… На другое утро она увидела очередную деревню. А, может, опять большое село? Чтобы выяснить это, Маша вошла в лес, решив оттуда определить размеры населенного пункта. Приближаясь к нему, сквозь деревья услышала впереди какой-то шум. Ступая осторожно, пошла в ту сторону. Чем ближе, тем явственнее слышались голоса. Не просто голоса, а выкрики, мужские, изредка женские. Скоро стало ясно, что говорят, нет, кричат по-немецки, причем орут пьяные и довольно сильно. Любая русская женщина может на расстоянии по голосу определить степень опьянения мужиков. Маша сделала еще несколько шагов, лесок заканчивался, сквозь деревья показались избы. В одной из них разыгрывалась драма, единственной зрительницей которой оказалась Маша. Драма, которая завершилась трагедией и громадным горем. То, что она увидела, ужаснула ее.

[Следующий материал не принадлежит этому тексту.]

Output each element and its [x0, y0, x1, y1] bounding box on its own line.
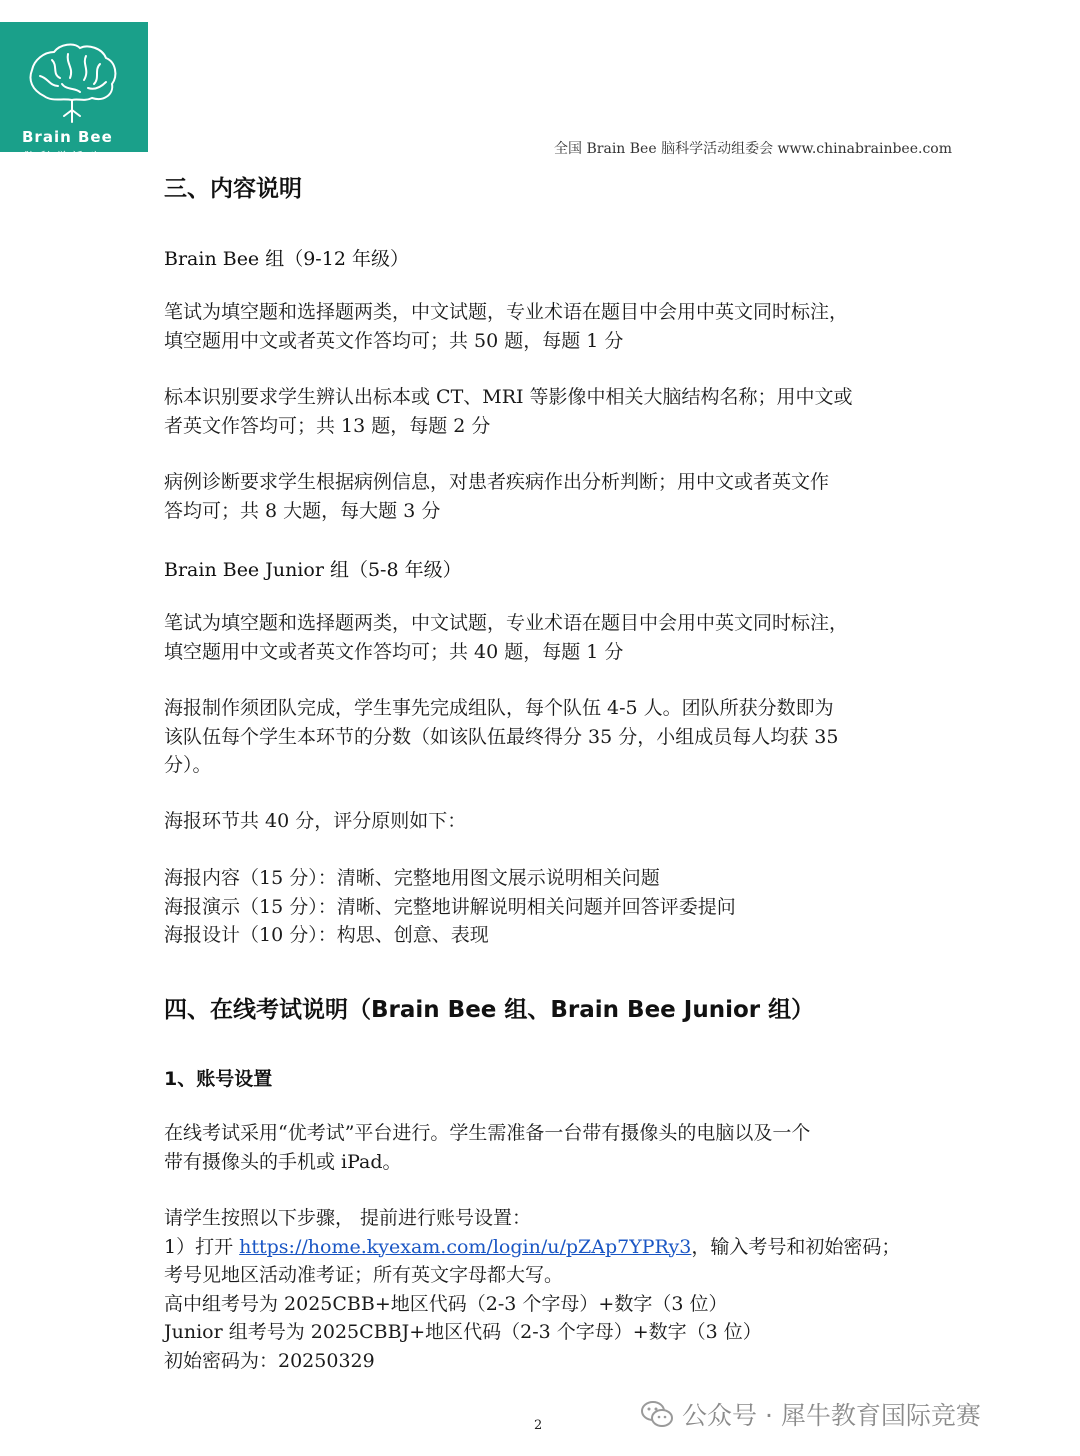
text-line: 笔试为填空题和选择题两类，中文试题，专业术语在题目中会用中英文同时标注， [164, 612, 849, 634]
text-line: 海报环节共 40 分，评分原则如下： [164, 810, 467, 832]
paragraph-case-diagnosis [164, 468, 934, 525]
text-line: 病例诊断要求学生根据病例信息，对患者疾病作出分析判断；用中文或者英文作 [164, 471, 830, 493]
poster-scoring-criteria [164, 864, 934, 950]
criteria-presentation: 海报演示（15 分）：清晰、完整地讲解说明相关问题并回答评委提问 [164, 895, 736, 918]
group-brainbee-title: Brain Bee 组（9-12 年级） [164, 248, 409, 270]
exam-login-link[interactable]: https://home.kyexam.com/login/u/pZAp7YPRy3 [239, 1235, 692, 1258]
paragraph-written-test [164, 298, 934, 355]
text-line: 标本识别要求学生辨认出标本或 CT、MRI 等影像中相关大脑结构名称；用中文或 [164, 386, 853, 408]
brainbee-logo [0, 22, 148, 163]
paragraph-platform [164, 1119, 934, 1176]
group-junior-title: Brain Bee Junior 组（5-8 年级） [164, 559, 462, 581]
watermark [640, 1396, 981, 1432]
paragraph-specimen-identification [164, 383, 934, 440]
text-line: 考号见地区活动准考证；所有英文字母都大写。 [164, 1264, 564, 1286]
paragraph-poster-score-total [164, 807, 934, 836]
text-line: 海报制作须团队完成，学生事先完成组队，每个队伍 4-5 人。团队所获分数即为 [164, 697, 834, 719]
criteria-design: 海报设计（10 分）：构思、创意、表现 [164, 924, 489, 946]
paragraph-junior-written-test [164, 609, 934, 666]
page-number: 2 [534, 1418, 543, 1433]
wechat-icon [640, 1399, 674, 1429]
text-line: Junior 组考号为 2025CBBJ+地区代码（2-3 个字母）+数字（3 位） [164, 1321, 762, 1343]
text-line: 初始密码为：20250329 [164, 1349, 375, 1372]
text-line: 分）。 [164, 754, 212, 776]
criteria-content: 海报内容（15 分）：清晰、完整地用图文展示说明相关问题 [164, 867, 660, 889]
steps-intro: 请学生按照以下步骤， 提前进行账号设置： [164, 1207, 532, 1229]
text-line: 者英文作答均可；共 13 题，每题 2 分 [164, 414, 491, 437]
step-1-prefix: 1）打开 [164, 1235, 240, 1258]
section-3-title: 三、内容说明 [164, 176, 302, 202]
account-setup-title: 1、账号设置 [164, 1068, 273, 1090]
step-1-suffix: ，输入考号和初始密码； [691, 1235, 901, 1258]
section-4-title: 四、在线考试说明（Brain Bee 组、Brain Bee Junior 组） [164, 997, 815, 1023]
text-line: 该队伍每个学生本环节的分数（如该队伍最终得分 35 分，小组成员每人均获 35 [164, 725, 839, 748]
brain-tree-icon [22, 40, 122, 126]
text-line: 答均可；共 8 大题，每大题 3 分 [164, 499, 441, 522]
text-line: 带有摄像头的手机或 iPad。 [164, 1150, 402, 1173]
logo-subtitle: 脑科学活动 [24, 150, 104, 163]
step-1 [164, 1233, 934, 1262]
text-line: 填空题用中文或者英文作答均可；共 40 题，每题 1 分 [164, 640, 624, 663]
text-line: 高中组考号为 2025CBB+地区代码（2-3 个字母）+数字（3 位） [164, 1292, 728, 1315]
text-line: 笔试为填空题和选择题两类，中文试题，专业术语在题目中会用中英文同时标注， [164, 301, 849, 323]
paragraph-poster-team [164, 694, 934, 780]
logo-brand-text: Brain Bee [22, 128, 113, 146]
text-line: 在线考试采用“优考试”平台进行。学生需准备一台带有摄像头的电脑以及一个 [164, 1122, 811, 1144]
watermark-text: 公众号 · 犀牛教育国际竞赛 [682, 1401, 981, 1430]
text-line: 填空题用中文或者英文作答均可；共 50 题，每题 1 分 [164, 329, 624, 352]
account-setup-steps [164, 1204, 934, 1375]
header-org-website: 全国 Brain Bee 脑科学活动组委会 www.chinabrainbee.com [554, 141, 952, 157]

Во дворе бесчинствовали несколько пьяных солдат. Один обухом топора крушил стекла в окнах, другой руками брал из кучи навоз и бросал его в колодец, третий бил ногой стоявшую на коленях старуху, она падала, немец за волосы поднимал ее и снова с силой ударял сапогом по спине. При этом пьяные, видимо, чем-то сильно разгневанные, изрыгали ругательства. И тут из-за угла избы показался еще один солдат, который волочил за волосы молодую женщину. Она крепко держала в своих объятиях мальчика, наверное, с годик, который вопил что есть силы. Кричала и его, похоже, мать. Увидев их, те трое бросились им навстречу, один из них вырвал ребенка, схватил его двумя руками за ноги, раскрутил и ударил головой о бревенчатую стену. Душераздирающие вопли – молодой и старой, возможно, бабушки – огласили окрест. Не обращая внимания на двухголосные стенания, солдаты схватили мать убитого ребенка за руки и за ноги и потащили в дом. Слышно было, как ей затыкали там рот, но рыдания и крики прорывались наружу. Наконец стихли. Только старуха, лежа на земле, тихо выла, как на похоронах.
Маша, едва успев схватиться руками за ствол тонкой березы, стала медленно сползать на колени. И заплакала – тихо, тоже погребальными слезами. Плакала долго, оплакивая и горе неизвестных ей людей, и свою горькую долю, выпавшею ей с началом этой проклятой войны. В чувство привел ее голос сына, раздавшийся из-за спины. Испугавшись, что убийцы и насильники обнаружат их, она покинула страшное место, обошла деревню стороной, далеко углубилась в лес, стащила с себя ранец и бросилась на землю, прижав к себе сына. В ушах продолжали раздаваться жуткие крики несчастных. И она снова заплакала. Плакала и никак не могла остановиться. Наступило время кормить сына. Кормила, а слезы продолжали литься. «Нет, нельзя заходить ни в одну деревню, – подумалось ей. – Как в тридцать первом году. Пропадешь. Идти только лесом или опушками. Подальше от дорог. Подальше от людей.»
Покормив ребенка, двинулась дольше. Шла, торопясь уйти от того жуткого места. Не заметила, как в лесу стемнело, хотя небо еще светилось. Уже было поздно собирать хворост, готовить ужин, да и силы, душевные и телесные, иссякли вконец. Маша достала последнюю лепешку, репу, отрезала кусок сала и, запивая водой из фляги, стала есть – без охоты, машинально. Отметила про себя, что осталась одна фляга с водой. Покончив с едой, нарвала елового лапника, расстелила его толстым слоем, накрыла сверху одеялом, надела на себя все теплые кофточки и свитер, на головку Мишки – теплую шапочку, набросила на него и себя вторую половину одеяла и, засыпая, вспомнила о наказе дяди Пети – в лесу обязательно носить парусиновую куртку расстрелянного советской властью Стасика.